Topological Invariance and Breakdown in Learning
Yongyi Yang, Tomaso Poggio, Isaac Chuang, Liu Ziyin
TL;DR
This work analyzes learning dynamics under permutation-equivariant updates and proves a universal topological constraint on neuron configurations: for small steps, updates induce a bi-Lipschitz (hence topology-preserving) mapping between neurons, while large steps permit topological simplifications that reduce expressivity. The theory identifies a topological critical point η^* = 1/K, separating topology-preserving and topology-changing phases, and connects these phases to the edge-of-stability phenomenon observed in practice. Importantly, the results do not depend on specific architectures or losses, yielding a universal framework where permutation symmetry enforces topology on neuron distributions and densities through measure-preserving updates when below the critical rate.
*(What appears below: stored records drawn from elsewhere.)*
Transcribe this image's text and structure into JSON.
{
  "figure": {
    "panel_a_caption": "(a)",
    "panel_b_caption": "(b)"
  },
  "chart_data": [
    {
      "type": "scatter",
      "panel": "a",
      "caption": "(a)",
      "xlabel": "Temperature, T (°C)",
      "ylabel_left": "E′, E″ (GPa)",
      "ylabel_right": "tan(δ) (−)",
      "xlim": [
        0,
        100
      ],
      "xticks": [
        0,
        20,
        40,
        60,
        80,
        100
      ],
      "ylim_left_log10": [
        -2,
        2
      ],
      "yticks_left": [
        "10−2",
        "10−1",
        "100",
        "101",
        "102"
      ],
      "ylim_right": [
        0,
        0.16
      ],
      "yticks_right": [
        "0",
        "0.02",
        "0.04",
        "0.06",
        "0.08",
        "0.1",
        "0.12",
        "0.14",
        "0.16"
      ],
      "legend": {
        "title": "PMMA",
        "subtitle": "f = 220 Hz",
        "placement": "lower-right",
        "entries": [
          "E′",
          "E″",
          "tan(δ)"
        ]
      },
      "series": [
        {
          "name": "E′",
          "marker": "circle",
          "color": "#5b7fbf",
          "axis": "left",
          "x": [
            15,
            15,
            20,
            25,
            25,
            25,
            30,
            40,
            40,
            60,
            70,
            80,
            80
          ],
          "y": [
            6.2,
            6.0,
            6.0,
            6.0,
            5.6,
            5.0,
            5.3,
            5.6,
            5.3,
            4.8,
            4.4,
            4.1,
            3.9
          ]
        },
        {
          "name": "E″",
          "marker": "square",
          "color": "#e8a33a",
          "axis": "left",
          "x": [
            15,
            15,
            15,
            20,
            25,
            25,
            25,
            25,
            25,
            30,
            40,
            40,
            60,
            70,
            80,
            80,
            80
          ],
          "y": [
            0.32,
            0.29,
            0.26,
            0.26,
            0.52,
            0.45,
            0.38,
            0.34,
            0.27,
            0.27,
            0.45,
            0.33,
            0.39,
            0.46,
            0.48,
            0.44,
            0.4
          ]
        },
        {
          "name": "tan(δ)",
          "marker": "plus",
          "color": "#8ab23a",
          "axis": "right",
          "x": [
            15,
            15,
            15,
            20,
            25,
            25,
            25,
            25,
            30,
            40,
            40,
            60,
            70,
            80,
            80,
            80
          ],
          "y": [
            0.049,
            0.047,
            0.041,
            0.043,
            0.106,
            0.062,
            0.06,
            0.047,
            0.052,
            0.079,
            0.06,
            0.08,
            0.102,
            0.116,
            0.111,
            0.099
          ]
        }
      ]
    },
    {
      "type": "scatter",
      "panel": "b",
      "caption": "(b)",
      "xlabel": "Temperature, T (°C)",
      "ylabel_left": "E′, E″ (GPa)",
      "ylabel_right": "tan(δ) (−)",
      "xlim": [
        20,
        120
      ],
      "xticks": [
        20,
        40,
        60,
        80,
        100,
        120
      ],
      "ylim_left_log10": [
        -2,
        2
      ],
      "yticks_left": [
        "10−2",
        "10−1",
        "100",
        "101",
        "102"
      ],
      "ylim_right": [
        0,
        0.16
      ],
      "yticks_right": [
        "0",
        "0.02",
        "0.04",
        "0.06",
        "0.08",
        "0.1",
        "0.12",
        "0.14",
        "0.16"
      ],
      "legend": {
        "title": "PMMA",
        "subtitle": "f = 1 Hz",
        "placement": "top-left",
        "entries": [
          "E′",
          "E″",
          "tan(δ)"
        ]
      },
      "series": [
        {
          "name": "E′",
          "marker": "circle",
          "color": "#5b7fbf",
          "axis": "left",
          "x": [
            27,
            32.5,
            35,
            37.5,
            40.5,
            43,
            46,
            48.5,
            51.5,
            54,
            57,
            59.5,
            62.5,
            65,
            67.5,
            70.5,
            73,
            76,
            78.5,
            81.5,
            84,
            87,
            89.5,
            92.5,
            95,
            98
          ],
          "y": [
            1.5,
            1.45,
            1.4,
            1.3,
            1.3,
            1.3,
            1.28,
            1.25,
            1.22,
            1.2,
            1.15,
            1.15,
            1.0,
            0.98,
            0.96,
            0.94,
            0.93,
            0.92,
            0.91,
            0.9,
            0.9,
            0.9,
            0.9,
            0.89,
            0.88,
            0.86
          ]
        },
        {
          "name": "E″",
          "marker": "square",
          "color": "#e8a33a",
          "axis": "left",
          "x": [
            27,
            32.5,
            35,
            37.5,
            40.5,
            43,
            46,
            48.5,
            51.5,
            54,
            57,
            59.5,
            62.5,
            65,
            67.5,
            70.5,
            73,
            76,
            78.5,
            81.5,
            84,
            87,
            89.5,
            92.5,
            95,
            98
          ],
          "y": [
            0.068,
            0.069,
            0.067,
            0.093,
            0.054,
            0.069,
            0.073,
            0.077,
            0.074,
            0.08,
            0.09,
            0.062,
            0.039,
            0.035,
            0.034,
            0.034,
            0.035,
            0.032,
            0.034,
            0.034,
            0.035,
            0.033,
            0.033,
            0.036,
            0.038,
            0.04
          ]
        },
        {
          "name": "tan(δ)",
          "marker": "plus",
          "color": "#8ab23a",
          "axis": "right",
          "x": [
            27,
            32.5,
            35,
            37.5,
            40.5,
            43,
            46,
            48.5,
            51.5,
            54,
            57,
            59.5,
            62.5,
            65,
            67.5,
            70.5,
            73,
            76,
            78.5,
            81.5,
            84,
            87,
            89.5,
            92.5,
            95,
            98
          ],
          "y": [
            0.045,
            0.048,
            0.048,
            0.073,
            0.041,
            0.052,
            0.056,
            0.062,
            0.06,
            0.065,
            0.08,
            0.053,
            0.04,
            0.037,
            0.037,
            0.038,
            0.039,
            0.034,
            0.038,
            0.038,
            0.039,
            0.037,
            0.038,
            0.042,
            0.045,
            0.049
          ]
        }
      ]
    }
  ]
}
The paper further demonstrates the applicability to Gradient Descent and Adam, provides experimental illustrations with Betti numbers on low-dimensional neuron manifolds and real tasks, and discusses implications for learning-rate schedules and deep-learning theory beyond traditional NTK/mean-field pictures.
Abstract
We prove that for a broad class of permutation-equivariant learning rules (including SGD, Adam, and others), the training process induces a bi-Lipschitz mapping between neurons and strongly constrains the topology of the neuron distribution during training. This result reveals a qualitative difference between small and large learning rates $η$. With a learning rate below a topological critical point $η^*$, the training is constrained to preserve all topological structure of the neurons. In contrast, above $η^*$, the learning process allows for topological simplification, making the neuron manifold progressively coarser and thereby reducing the model's expressivity. Viewed in combination with the recent discovery of the edge of stability phenomenon, the learning dynamics of neuron networks under gradient descent can be divided into two phases: first they undergo smooth optimization under topological constraints, and then enter a second phase where they learn through drastic topological simplifications. A key feature of our theory is that it is independent of specific architectures or loss functions, enabling the universal application of topological methods to the study of deep learning.